Freedom to exercise one’s own religion is NOT the same as freedom to stuff that religion down others’ throats. This is what the right-wing Christians have not understood about the Supreme Court decision on gay marriage. No one is forcing them to marry each other–and they do not have the right to keep others from marrying the ones they love, just because their religion doesn’t agree.

When my family was kosher, I went to private Jewish schools (yeshivas). It may have been that part of my parents’ reasons was to keep me away from the “corrupting” influence of non-kosher food.

This post is inspired by a report of a Canadian mayor telling Muslim parents the schools would not stop serving pork–a report that was a hoax (which took about seven seconds to determine). But just because the report was false (and probably motivated by someone seeking to stir up religious divisions) doesn’t mean we shouldn’t talk about the underlying issue: when does one person’s freedom stop and another’s start?

I am a vegetarian and I would never say to a school system, “don’t serve meat because it is offensive to me.” On the contrary, it is offensive to me when someone tells me I can’t eat the food I want because that food offends them, and I wouldn’t presume to make those choices for others. Sure, I wish more people would turn vegetarian, and I can list a dozen reasons why vegetarianism is good for the planet and good for our bodies.

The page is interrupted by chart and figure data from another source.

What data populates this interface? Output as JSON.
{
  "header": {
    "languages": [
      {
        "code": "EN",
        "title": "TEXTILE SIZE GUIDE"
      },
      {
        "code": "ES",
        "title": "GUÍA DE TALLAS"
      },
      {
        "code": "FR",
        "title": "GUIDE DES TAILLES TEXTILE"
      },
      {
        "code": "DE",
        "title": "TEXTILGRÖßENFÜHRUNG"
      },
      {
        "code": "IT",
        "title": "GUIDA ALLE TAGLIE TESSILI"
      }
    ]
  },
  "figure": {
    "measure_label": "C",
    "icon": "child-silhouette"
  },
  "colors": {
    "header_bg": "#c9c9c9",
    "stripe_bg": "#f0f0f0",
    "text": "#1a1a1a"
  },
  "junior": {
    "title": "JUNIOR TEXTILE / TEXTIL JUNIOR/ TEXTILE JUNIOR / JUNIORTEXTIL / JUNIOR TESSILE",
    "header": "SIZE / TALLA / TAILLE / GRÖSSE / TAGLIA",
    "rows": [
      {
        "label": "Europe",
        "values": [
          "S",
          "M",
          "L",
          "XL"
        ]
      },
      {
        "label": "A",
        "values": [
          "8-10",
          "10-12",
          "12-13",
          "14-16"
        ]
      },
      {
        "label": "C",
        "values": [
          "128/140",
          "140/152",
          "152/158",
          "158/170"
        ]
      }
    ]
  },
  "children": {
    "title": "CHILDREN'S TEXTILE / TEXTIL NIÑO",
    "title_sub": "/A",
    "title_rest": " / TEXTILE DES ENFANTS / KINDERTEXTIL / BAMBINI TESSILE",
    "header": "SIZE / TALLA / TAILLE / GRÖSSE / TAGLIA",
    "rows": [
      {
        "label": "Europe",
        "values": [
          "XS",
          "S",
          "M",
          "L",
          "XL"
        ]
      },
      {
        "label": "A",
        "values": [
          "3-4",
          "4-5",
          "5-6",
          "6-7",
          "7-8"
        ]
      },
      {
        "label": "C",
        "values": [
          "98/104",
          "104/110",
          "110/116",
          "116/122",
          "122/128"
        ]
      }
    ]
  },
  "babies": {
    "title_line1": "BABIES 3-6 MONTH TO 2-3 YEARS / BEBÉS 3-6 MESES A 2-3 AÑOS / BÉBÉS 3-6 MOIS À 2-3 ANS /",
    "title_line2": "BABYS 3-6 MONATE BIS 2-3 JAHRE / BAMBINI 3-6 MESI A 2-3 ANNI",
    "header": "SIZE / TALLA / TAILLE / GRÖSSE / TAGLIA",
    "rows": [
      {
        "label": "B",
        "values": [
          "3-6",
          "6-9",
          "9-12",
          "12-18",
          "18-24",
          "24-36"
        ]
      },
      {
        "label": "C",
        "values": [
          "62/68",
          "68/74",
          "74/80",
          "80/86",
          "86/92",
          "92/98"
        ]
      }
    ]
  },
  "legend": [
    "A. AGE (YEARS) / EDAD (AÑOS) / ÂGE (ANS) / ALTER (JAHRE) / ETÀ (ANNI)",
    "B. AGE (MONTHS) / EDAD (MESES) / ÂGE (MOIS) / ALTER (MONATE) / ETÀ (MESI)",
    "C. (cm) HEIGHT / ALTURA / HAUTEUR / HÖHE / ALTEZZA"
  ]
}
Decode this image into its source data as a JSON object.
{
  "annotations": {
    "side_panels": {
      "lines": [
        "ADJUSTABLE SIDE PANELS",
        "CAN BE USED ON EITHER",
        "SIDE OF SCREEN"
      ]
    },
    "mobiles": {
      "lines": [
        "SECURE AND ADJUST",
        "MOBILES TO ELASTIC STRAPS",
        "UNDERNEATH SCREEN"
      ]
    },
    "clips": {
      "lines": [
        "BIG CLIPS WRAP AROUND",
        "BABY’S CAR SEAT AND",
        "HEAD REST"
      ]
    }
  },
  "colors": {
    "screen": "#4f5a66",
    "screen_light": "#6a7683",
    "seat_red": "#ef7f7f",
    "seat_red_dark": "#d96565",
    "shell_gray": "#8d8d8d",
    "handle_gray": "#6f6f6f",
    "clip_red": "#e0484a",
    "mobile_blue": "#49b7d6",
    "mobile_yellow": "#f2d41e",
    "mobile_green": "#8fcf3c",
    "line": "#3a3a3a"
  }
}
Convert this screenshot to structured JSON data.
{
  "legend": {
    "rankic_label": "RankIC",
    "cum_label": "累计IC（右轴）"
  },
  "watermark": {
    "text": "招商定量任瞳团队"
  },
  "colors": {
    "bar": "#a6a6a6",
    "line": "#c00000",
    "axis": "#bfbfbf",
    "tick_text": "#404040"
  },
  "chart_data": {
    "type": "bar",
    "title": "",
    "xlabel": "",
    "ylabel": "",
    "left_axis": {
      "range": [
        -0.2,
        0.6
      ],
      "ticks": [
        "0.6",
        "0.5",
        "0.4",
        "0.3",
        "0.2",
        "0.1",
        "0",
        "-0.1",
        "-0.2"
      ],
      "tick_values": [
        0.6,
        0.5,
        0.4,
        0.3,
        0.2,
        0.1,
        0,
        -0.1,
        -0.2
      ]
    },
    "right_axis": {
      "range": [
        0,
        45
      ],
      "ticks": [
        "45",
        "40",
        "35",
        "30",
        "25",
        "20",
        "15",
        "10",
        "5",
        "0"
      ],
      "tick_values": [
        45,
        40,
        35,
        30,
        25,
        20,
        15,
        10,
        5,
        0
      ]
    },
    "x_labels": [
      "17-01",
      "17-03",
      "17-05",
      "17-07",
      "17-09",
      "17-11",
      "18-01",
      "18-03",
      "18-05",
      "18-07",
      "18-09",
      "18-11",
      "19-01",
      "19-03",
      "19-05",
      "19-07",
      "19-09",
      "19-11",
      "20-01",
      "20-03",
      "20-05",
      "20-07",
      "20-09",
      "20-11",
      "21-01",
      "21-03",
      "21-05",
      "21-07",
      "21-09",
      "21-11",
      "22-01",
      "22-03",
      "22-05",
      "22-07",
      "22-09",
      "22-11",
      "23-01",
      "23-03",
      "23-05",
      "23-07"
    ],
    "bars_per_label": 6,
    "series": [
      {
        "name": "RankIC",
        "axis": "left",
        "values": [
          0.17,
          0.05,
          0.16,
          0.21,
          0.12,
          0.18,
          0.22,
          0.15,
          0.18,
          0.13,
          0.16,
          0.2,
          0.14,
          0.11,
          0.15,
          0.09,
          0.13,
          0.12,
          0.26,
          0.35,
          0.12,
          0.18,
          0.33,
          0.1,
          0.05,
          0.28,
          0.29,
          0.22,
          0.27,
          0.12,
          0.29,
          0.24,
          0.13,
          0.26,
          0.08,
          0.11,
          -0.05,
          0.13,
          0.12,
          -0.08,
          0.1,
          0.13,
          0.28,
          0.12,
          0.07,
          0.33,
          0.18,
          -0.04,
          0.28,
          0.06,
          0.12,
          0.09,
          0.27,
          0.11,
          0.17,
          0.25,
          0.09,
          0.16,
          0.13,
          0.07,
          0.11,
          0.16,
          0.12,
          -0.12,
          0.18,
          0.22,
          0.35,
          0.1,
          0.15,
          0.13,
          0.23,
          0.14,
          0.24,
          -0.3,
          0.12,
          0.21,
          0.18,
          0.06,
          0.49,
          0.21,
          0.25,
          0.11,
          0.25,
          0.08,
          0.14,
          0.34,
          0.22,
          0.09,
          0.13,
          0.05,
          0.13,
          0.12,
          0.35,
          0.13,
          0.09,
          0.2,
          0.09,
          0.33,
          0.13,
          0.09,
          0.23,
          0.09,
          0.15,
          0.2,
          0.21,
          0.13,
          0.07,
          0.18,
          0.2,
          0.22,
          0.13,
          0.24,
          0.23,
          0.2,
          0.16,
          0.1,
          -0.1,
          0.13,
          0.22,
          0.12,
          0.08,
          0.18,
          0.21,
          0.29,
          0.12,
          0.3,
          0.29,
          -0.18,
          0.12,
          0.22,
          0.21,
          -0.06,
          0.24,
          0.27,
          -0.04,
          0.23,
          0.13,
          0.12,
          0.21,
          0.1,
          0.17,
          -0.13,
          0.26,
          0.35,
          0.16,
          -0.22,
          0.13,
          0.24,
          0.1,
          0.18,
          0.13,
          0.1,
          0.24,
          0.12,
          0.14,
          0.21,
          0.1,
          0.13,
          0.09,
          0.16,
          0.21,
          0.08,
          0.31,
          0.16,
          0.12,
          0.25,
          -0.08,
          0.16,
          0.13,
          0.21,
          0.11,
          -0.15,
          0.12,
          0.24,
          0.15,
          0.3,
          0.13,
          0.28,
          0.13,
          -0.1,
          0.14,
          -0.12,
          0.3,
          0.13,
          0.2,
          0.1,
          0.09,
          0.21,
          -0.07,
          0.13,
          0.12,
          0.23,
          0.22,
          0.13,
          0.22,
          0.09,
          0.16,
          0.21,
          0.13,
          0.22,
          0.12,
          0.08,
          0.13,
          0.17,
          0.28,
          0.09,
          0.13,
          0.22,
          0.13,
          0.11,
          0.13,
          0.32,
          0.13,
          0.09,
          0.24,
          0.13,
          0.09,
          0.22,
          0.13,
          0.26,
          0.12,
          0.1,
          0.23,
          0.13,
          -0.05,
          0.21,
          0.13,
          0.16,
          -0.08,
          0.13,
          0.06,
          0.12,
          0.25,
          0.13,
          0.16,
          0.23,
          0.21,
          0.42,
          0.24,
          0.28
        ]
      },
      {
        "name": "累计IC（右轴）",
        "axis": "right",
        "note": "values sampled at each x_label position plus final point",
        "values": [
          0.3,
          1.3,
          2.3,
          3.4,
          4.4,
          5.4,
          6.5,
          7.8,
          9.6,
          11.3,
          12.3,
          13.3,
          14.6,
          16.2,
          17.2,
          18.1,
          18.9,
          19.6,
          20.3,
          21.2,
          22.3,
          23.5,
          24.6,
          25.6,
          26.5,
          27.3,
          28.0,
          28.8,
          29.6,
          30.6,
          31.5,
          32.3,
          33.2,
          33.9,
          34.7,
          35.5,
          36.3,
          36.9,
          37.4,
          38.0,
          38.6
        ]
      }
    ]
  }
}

I will say (and have said), “please don’t bring meat into a potluck at my vegetarian house.” A parent offended that foods he/she doesn’t eat are served in the cafeteria has other choices. There are schools where no pork is served–in fact, I know for certain that pork is not served at any Orthodox yeshiva or Islamic or Seventh Day Adventist school. It would be offensive if the Muslim kids and Orthodox Jewish kids and vegetarian kids attending public school were *forced* to eat pork. But it should not be offensive to sit in a cafeteria where others are eating it.